In May 2012, mogamulizumab was launched in Japan to treat relapsed or refractory CCR4-positive Adult T-cell Leukemia-Lymphoma (ATL), and was granted the indication expansion in March 2014 for relapsed or refractory CCR4-positive Peripheral T-Cell Lymphoma (PTCL) and Cutaneous T-Cell Lymphoma (CTCL).

"The trial will focus on evaluating the safety, tolerability and anti-tumour activity of combining Opdivo and mogamulizumab."

Clinical trials with mogamulizumab in ATL, PTCL, and CTCL are ongoing in the US, EU and other countries.

Both opdivo and mogamulizumab are part of a new class of cancer treatments known as immunotherapies, which are designed to harness the body’s own immune system in fighting cancer.

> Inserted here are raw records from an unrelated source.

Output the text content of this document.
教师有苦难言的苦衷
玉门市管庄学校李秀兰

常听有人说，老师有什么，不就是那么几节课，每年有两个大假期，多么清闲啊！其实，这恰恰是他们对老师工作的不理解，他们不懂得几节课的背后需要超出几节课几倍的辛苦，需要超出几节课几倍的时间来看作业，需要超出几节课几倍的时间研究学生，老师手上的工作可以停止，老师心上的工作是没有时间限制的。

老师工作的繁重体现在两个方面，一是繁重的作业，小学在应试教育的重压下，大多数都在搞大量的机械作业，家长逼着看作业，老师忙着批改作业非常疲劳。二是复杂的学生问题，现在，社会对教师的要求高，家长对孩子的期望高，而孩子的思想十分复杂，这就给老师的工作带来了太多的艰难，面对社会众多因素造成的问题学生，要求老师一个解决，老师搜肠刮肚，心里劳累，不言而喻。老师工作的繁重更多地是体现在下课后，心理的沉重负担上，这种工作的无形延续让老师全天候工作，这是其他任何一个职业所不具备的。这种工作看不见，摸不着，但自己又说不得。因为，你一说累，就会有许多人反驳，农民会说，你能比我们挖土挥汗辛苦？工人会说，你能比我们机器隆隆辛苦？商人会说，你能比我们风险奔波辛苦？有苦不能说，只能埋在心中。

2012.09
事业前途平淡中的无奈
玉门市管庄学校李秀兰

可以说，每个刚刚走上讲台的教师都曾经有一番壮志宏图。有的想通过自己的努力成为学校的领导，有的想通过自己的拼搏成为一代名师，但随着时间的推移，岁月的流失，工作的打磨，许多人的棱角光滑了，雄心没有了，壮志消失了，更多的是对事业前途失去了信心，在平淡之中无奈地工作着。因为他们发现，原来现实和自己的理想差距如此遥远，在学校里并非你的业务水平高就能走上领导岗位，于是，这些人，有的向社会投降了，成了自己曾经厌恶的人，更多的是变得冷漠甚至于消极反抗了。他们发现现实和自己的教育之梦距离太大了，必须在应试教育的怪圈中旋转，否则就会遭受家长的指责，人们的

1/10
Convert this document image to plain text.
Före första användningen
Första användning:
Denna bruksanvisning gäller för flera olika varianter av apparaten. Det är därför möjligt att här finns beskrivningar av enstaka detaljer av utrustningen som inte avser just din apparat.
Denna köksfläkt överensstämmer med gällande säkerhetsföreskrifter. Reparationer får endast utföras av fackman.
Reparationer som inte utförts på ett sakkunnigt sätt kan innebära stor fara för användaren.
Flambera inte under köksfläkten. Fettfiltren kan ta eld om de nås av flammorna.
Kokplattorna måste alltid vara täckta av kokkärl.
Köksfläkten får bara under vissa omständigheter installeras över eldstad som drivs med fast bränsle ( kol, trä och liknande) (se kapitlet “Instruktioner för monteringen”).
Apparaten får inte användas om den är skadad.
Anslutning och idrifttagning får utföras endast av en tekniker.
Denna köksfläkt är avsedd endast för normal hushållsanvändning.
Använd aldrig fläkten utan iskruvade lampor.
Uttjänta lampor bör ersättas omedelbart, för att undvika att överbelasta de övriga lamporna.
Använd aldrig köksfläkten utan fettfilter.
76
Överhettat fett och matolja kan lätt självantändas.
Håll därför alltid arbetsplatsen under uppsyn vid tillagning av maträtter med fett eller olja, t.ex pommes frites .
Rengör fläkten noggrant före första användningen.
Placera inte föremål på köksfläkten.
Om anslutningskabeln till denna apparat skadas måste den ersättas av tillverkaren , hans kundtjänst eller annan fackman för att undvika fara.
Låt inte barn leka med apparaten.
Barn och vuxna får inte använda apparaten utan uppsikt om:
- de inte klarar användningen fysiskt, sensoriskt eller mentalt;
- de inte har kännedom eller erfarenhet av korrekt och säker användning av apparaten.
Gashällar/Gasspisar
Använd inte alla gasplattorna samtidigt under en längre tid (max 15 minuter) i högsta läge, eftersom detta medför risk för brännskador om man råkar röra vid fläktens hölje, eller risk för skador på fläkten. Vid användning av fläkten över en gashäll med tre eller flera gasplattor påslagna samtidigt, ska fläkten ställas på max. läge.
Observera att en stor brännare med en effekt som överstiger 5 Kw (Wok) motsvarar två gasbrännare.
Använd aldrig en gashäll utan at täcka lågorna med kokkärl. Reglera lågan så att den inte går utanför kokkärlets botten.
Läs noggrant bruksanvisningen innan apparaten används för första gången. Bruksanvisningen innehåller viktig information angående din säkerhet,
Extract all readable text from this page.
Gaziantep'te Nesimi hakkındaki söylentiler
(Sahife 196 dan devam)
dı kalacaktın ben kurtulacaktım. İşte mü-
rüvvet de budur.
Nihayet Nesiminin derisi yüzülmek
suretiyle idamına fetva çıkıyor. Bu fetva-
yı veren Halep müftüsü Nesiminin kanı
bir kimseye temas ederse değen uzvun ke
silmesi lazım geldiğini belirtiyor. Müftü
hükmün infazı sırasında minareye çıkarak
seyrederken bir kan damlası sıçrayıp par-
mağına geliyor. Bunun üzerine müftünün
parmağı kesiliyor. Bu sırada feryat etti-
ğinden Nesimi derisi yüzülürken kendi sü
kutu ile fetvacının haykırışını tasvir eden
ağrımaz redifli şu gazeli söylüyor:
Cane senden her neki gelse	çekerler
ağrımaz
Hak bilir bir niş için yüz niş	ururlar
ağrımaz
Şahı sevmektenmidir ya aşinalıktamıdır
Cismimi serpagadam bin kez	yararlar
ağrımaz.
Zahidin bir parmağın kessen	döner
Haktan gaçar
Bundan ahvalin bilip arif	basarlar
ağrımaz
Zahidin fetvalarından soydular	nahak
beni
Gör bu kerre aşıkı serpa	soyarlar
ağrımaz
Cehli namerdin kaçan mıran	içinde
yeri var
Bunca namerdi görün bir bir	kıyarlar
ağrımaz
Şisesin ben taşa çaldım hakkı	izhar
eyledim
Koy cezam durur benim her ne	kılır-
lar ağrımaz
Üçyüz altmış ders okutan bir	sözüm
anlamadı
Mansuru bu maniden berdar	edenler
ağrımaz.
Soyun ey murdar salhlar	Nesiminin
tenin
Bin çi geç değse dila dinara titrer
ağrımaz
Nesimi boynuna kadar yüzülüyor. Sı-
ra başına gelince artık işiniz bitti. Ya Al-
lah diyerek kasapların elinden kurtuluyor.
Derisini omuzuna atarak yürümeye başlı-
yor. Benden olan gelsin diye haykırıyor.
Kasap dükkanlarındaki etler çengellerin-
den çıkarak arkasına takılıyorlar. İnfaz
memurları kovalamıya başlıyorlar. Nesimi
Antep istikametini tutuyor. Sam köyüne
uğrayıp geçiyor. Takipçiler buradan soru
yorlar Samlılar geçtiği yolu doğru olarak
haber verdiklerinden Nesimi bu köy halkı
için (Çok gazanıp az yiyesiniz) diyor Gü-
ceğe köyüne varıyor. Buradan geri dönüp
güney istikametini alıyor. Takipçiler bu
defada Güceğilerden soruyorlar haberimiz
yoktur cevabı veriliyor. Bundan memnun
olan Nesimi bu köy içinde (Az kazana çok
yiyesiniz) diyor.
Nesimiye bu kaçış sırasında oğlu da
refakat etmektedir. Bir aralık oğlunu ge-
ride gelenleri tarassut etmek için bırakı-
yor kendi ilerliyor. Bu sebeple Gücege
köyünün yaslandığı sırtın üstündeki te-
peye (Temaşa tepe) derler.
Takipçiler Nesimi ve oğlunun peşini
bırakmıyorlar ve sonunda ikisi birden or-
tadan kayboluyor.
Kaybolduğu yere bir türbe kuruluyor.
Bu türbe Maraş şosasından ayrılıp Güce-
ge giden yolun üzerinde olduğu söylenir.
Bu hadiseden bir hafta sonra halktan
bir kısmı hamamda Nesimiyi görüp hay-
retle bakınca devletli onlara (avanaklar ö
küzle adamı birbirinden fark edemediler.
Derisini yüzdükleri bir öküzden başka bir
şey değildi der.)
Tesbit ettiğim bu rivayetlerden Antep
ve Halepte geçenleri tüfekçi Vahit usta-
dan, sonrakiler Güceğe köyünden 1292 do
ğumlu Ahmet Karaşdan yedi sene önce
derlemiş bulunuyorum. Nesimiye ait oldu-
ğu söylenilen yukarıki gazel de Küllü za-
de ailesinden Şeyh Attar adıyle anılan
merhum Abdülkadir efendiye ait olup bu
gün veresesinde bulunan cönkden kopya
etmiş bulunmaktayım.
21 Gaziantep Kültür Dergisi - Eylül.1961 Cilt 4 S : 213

Ono Pharmaceutical member of the Board of Directors, vice-president executive officer/ executive director, Clinical Development & Clinical Development Planning Hiroshi Awata said: "Studying combination regimens of immunotherapies offers the opportunity to explore the potential of enhanced efficacy compared to current standards of care in treating cancer.

"We are delighted to be able to pursue the possibility of immunotherapies through this collaboration with Kyowa Hakko Kirin.

"We believe that there is a strong rationale to explore the combination of Opdivo and mogamulizumab with the goal of identifying a new treatment option for these cancer patients."

Opdivo binds to the checkpoint receptor PD-1 expressed on activated T-cells, blocking this pathway and allowing the immune system to attack tumours, while mogamulizumab can suppress some of the immune cells that shield the tumour from the immune system.

According to pre-clinical trials, the combination of Opdivo and mogamulizumab may lead to an improved anti-tumour immune response compared to either agent alone.

Bristol-Myers Squibb senior vice-president and head of Development, Oncology Michael Giordano said: "Our collaboration with Kyowa Hakko Kirin further complements the broad clinical development program for Opdivo, will advance our understanding of the combination of Opdivo and mogamulizumab, and is an example of our commitment to develop combination immuno-oncology regimens for patients with metastatic cancer."